Encosto-me e faço uma breve viagem ao passado, a um tempo não muito longínquo, em que o iPhone ainda não tinha sido lançado, os smartwatchs eram apenas vistos nos filmes de ficção cientifica e a Wii era a consola mais vendida do mundo.

Desde então, a tecnologia e a forma de comunicar evoluiu imenso. Tornámo-nos mais ágeis e mais informados. Onde quer que estejamos a conectividade à Rede existe, e com ela uma panóplia de ferramentas fantástica.

Lembro-me que, na altura, era fácil surpreender alguém com um email matinal: enviava-se à noite e, de manhã, quando se chegava ao escritório, lá estava ele, pronto a roubar um olhar sorridente. Não havia apps para ler o correio de madrugada, telemóveis com apitos e alertas que nos roubam o descanso, nem tão-pouco a sofreguidão pelas partilhas nas redes sociais que hoje existe.

As fotografias eram partilhadas em papel. Contavam-se histórias e estórias fantásticas a olhar para uma fotografia desfocada ou para um rolo que se estragava antes da revelação. Havia até pudor quando se pegava na máquina. Eram estranhos que manuseavam as nossas fotografias antes de as podermos ver.

Quando se enviava uma SMS ficávamos sem saber se a dita tinha sido lida, e nem sequer tínhamos a certeza de a ter enviado em condições. Eram 160 caracteres e mais nada. Nem emojis, nem gifs nem efeitos de cor e tipos de letra engraçados. Carregava-se no “enviar” e esperava-se que tudo corresse bem. O tempo de espera pela resposta criava angústia e um nó no estômago, que atingia proporções quase orgásmicas quando se ouvia o som da mensagem de resposta no telemóvel.

Hoje em dia temos tantas ferramentas que é muito difícil apanhar alguém desprevenido ou ficarmos na incerteza de um envio falhado. O Whatsapp diz quando é que estivemos online, o Skype muda de estado, os SMS enviam relatórios e os emails leem-se no pulso.

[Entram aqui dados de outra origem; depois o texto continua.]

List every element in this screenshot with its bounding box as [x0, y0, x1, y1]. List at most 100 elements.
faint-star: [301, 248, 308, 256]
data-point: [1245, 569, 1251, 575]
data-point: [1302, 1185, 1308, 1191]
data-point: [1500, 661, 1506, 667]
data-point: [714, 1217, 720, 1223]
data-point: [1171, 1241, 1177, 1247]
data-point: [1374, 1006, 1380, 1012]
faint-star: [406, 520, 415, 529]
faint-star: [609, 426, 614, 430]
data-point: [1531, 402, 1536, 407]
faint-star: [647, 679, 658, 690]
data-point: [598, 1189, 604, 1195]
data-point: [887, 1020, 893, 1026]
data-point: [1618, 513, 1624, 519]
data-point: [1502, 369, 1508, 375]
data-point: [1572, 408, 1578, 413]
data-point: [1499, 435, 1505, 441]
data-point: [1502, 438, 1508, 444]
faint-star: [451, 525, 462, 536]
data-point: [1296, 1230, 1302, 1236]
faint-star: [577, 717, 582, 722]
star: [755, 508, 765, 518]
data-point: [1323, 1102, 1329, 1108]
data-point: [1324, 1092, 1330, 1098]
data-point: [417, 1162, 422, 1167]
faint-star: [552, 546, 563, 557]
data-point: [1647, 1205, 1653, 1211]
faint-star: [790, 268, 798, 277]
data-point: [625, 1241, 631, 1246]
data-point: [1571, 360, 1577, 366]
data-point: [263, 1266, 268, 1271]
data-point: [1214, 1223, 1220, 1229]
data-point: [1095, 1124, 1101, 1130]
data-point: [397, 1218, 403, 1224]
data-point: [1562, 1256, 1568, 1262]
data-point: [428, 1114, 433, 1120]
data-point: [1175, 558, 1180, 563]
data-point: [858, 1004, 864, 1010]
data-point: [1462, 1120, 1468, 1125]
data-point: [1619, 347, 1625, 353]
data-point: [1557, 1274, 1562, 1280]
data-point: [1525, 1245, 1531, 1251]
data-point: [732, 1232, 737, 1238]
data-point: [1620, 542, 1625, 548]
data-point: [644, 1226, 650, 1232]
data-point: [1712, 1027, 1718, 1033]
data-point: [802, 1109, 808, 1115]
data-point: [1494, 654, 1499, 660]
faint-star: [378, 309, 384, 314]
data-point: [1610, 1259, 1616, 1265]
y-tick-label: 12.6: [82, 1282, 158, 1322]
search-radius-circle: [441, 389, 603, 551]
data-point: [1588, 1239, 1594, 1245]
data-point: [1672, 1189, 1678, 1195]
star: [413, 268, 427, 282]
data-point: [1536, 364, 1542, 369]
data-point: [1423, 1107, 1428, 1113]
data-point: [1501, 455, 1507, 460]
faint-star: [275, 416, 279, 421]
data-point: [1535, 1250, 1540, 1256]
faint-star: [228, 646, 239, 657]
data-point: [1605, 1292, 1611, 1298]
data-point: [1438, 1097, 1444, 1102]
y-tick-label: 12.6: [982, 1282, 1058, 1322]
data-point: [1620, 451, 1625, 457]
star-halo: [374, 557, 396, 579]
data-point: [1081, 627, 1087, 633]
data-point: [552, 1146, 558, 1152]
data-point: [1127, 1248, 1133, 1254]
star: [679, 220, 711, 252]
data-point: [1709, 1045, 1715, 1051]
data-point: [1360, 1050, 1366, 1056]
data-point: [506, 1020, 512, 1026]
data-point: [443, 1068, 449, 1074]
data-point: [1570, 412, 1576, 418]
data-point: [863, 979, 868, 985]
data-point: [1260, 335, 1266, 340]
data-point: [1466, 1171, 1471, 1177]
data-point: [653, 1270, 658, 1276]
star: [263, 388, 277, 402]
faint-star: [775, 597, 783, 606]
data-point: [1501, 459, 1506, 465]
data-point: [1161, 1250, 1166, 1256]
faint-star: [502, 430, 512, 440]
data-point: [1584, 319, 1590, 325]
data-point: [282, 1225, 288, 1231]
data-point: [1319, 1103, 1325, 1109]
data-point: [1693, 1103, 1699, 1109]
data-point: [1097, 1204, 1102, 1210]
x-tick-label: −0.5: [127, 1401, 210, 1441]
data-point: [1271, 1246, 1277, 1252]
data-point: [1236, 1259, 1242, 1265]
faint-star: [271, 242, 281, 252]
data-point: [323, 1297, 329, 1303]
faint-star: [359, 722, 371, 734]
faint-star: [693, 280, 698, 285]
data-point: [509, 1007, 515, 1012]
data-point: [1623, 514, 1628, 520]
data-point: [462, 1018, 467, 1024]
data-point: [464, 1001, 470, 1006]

Não conseguimos desligar da Internet e da tecnologia e usamo-la como se tivesse existido desde sempre.

Surpreender alguém tornou-se uma tarefa hercúlea, recorremos a drones para entregar flores, robôs para enviar presentes, fazemos montagens fotográficas que deixariam Salvador Dalí boquiaberto e afastámo-nos da simplicidade das coisas. Inovar é bom, e devemos utilizar sempre o que temos à mão. Mas é tanto que muitas vezes pecamos por excesso. Se inovar é bom, o simples é óptimo.

Acredito que um dia voltaremos às cartas de amor, qual Pessoa para a sua Ofélia, escritas numa caligrafia desajeitada por mãos desabituadas a pegar numa esferográfica. Acredito que voltaremos a descobrir que existem selos e que as moradas usam código-postal e não “arroba qualquer coisa”. Acredito que voltaremos a surpreender e a ser surpreendidos com a simplicidade das coisas.

Há dez anos vi um filme fantástico de Bollywood precisamente sobre isso, a simplicidade das coisas. Estava acompanhado da mulher com quem hoje partilho a minha vida. De lá para cá, surpreendi-a com cartas, emails e outras tantas mensagens nas mais diferentes plataformas e tecnologias. Dez anos depois escrevo-lhe estas linhas. Porque os tempos mudaram, mas o meu amor por ela não.